Explore Appalachian Culture
Tap your toes to the sound of bluegrass music coming from the open windows of virtually any venue you pass by. Or visit one of the Smoky Mountain’s many distilleries that offer live music and moonshine tastings.
Find a Festive Gift
The orange is a common symbol for the return of the sun. Orange pomanders are traditionally given as gifts on the solstice to symbolize nature and the returning light. Visit the charming shops in any of the small towns throughout the Smokies to find wreaths and decorations to celebrate the winter solstice, give as gifts, and decorate and freshen your home during the holidays.
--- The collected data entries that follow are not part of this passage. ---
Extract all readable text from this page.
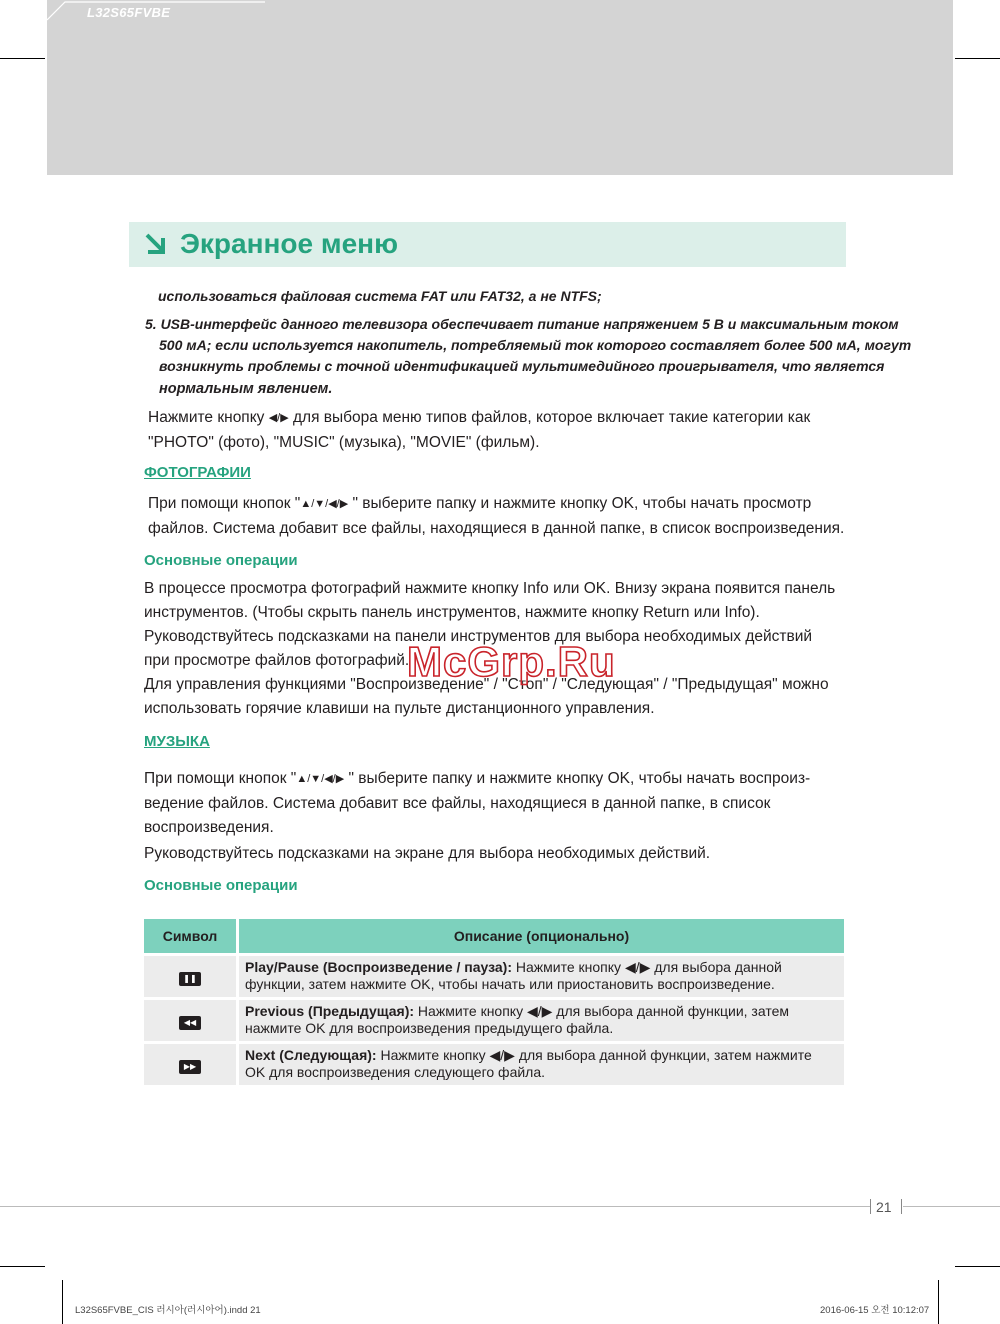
L32S65FVBE
Экранное меню
использоваться файловая система FAT или FAT32, а не NTFS;
5. USB-интерфейс данного телевизора обеспечивает питание напряжением 5 В и максимальным током
500 мА; если используется накопитель, потребляемый ток которого составляет более 500 мА, могут
возникнуть проблемы с точной идентификацией мультимедийного проигрывателя, что является
нормальным явлением.
Нажмите кнопку ◀/▶ для выбора меню типов файлов, которое включает такие категории как
"PHOTO" (фото), "MUSIC" (музыка), "MOVIE" (фильм).
ФОТОГРАФИИ
При помощи кнопок "▲/▼/◀/▶ " выберите папку и нажмите кнопку OK, чтобы начать просмотр
файлов. Система добавит все файлы, находящиеся в данной папке, в список воспроизведения.
Основные операции
В процессе просмотра фотографий нажмите кнопку Info или OK. Внизу экрана появится панель
инструментов. (Чтобы скрыть панель инструментов, нажмите кнопку Return или Info).
Руководствуйтесь подсказками на панели инструментов для выбора необходимых действий
при просмотре файлов фотографий.
Для управления функциями "Воспроизведение" / "Стоп" / "Следующая" / "Предыдущая" можно
использовать горячие клавиши на пульте дистанционного управления.
МУЗЫКА
При помощи кнопок "▲/▼/◀/▶ " выберите папку и нажмите кнопку OK, чтобы начать воспроиз-
ведение файлов. Система добавит все файлы, находящиеся в данной папке, в список
воспроизведения.
Руководствуйтесь подсказками на экране для выбора необходимых действий.
Основные операции
Символ	Описание (опционально)
❚❚	Play/Pause (Воспроизведение / пауза): Нажмите кнопку ◀/▶ для выбора данной
функции, затем нажмите OK, чтобы начать или приостановить воспроизведение.
◀◀	Previous (Предыдущая): Нажмите кнопку ◀/▶ для выбора данной функции, затем
нажмите OK для воспроизведения предыдущего файла.
▶▶	Next (Следующая): Нажмите кнопку ◀/▶ для выбора данной функции, затем нажмите
OK для воспроизведения следующего файла.
McGrp.Ru
21
L32S65FVBE_CIS 러시아(러시아어).indd 21	2016-06-15 오전 10:12:07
Immerse Yourself in Nature on a Winter Hike
The winter solstice is a time to celebrate the natural world, so why not take an invigorating winter hike through the Smokies? Head up to Andrews Bald to take in spectacular 360-degree views and enjoy the crisp mountain air. Or hike to gorgeous cascading waterfalls, like Laurel Falls or Rainbow Falls, that turn into glistening dramatic ice formations during the winter.
Enjoy the Local Wildlife
While you’re out celebrating nature, keep your eyes peeled for local wildlife like bears, deer and wild turkey. Or venture into theremote Cataloochee Valley and discover one of the Smoky Mountains’ best kept secrets. Look for the herd of wild elk grazing in open areas at the edge of the forest with the snow capped mountains as a backdrop.
Light a Yule Log
After all that hiking, warm up by lighting a yule log in your cozy Smoky Mountain cabin. In winter tradition, the yule log is a unique log that’s lit on the night of the winter solstice, or Yule. The ritual lighting of the yule log is performed to help reignite the sun. The fire burns all night long, symbolizing the darkness on the longest night of the year. Fun fact: the Yule Log was originally an entire tree, that was carefully chosen and brought into the house with grand ceremony. And traditionally, families would keep a piece of the yule log to help ignite the next winters’ fire.
Meditate and Set Intentions for Next Year
Take some time on the longest night of the year to reflect on what you hope to gain and give in this new season and the coming year. Yule is a time to celebrate the light and darkness both within us and surrounding us. Meditation can help to bring the light of awareness into the darkness.